Il viaggio interrotto di Michele Zappone, dal cuore del Molise alle acque gelide dell’Atlantico
21 Settembre 2025
(PressMoliLaz) 21 Set 25 Era partito da Cercemaggiore, piccolo borgo del Molise, con il cuore pieno di speranza e il coraggio di chi lascia tutto per costruirsi una nuova vita. Michele Zappone, come tanti altri conterranei, aveva deciso di affrontare la grande avventura dell’emigrazione verso l’America. La sua destinazione era New York, la città simbolo del “sogno americano”.

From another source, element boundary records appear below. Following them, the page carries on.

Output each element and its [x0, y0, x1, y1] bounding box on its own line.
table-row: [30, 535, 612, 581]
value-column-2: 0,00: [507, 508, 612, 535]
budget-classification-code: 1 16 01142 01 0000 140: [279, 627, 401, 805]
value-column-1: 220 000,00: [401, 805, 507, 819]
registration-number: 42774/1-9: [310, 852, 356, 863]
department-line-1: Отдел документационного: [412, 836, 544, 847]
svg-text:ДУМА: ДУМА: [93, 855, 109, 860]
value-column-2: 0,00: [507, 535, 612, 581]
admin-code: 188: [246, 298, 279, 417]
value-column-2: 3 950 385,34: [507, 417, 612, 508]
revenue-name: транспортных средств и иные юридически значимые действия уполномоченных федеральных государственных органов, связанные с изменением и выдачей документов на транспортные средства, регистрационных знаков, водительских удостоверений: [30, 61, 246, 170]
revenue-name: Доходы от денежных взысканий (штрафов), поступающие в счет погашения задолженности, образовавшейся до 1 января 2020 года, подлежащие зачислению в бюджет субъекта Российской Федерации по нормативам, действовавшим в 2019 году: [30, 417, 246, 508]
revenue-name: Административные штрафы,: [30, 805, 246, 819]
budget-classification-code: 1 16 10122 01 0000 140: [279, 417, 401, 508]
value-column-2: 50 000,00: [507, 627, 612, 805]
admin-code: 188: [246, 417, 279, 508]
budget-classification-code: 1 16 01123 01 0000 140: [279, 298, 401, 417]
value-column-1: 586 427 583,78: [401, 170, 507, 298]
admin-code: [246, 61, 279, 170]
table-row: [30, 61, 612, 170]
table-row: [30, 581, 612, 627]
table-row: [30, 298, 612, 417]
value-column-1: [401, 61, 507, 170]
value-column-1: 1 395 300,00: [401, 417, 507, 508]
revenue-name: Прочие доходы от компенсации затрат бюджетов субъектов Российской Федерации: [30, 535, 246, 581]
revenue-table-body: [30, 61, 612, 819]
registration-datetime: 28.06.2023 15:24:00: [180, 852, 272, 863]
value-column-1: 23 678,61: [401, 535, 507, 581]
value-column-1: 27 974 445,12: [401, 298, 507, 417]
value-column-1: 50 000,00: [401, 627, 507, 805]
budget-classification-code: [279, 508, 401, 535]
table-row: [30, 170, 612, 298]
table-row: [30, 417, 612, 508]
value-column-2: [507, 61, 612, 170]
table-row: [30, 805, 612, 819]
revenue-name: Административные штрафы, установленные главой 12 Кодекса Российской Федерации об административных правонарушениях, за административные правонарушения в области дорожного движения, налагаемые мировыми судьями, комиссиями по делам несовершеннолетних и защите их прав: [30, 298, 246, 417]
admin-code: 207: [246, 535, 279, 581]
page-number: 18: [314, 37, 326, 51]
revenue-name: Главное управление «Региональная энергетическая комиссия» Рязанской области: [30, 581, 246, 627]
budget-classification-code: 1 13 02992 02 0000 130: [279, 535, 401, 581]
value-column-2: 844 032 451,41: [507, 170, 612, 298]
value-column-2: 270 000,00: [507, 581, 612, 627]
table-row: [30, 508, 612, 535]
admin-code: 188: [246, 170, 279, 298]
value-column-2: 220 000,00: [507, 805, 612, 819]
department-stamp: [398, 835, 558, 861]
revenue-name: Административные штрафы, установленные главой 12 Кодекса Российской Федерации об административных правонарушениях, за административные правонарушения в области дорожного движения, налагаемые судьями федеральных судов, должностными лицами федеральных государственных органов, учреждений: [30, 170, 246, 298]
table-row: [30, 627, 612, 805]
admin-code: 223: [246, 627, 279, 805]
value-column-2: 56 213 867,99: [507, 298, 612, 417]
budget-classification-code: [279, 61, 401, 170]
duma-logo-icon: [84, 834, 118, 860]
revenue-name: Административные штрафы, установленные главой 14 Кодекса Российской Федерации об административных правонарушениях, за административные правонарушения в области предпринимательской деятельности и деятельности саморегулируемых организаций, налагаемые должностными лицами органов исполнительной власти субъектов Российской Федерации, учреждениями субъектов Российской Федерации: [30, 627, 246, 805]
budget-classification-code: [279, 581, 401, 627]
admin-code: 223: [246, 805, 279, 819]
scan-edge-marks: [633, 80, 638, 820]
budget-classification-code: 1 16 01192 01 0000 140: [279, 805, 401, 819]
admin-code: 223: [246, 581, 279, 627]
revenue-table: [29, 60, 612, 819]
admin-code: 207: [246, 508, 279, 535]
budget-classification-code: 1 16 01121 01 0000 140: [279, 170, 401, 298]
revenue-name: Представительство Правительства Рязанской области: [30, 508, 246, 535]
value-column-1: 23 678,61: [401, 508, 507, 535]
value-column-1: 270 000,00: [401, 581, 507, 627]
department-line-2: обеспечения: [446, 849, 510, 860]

Per arrivarci si era imbarcato sul transatlantico più famoso della storia: il Titanic, salpato da Southampton l’11 aprile 1912, con scali a Cherbourg e Queenstown, diretto a New York. Una nave considerata inaffondabile, un gigante del mare che portava con sé ricchi viaggiatori, ma anche centinaia di emigranti italiani che speravano in una nuova vita.
Michele era tra questi ultimi: un biglietto di terza classe, poche valigie e tanti sogni. Ma nella notte tra il 14 e il 15 aprile 1912 il destino cambiò tutto. L’impatto con un iceberg al largo delle coste di Terranova trasformò quel viaggio in una tragedia. Il Titanic affondò in meno di tre ore, portando con sé oltre 1.500 vite.
Tra quelle vite c’era anche quella di Michele Zappone, giovane di Cercemaggiore. La sua scomparsa colpì profondamente il paese, che vide spegnersi così la speranza di un futuro diverso per uno dei suoi figli.
La storia di Michele rappresenta non solo una pagina dolorosa della memoria locale, ma anche un pezzo della grande epopea dell’emigrazione italiana. Molti molisani, come lui, partirono verso l’America all’inizio del Novecento: cercavano lavoro, dignità, una possibilità per le proprie famiglie. Alcuni ce la fecero, altri non tornarono mai.
A distanza di oltre un secolo, il nome di Michele Zappone resta legato a quella tragedia che ha segnato il Novecento e che continua a suscitare emozione in tutto il mondo. A Cercemaggiore, il suo ricordo è quello di un giovane coraggioso che, inseguendo un sogno, trovò la morte nelle gelide acque dell’Atlantico.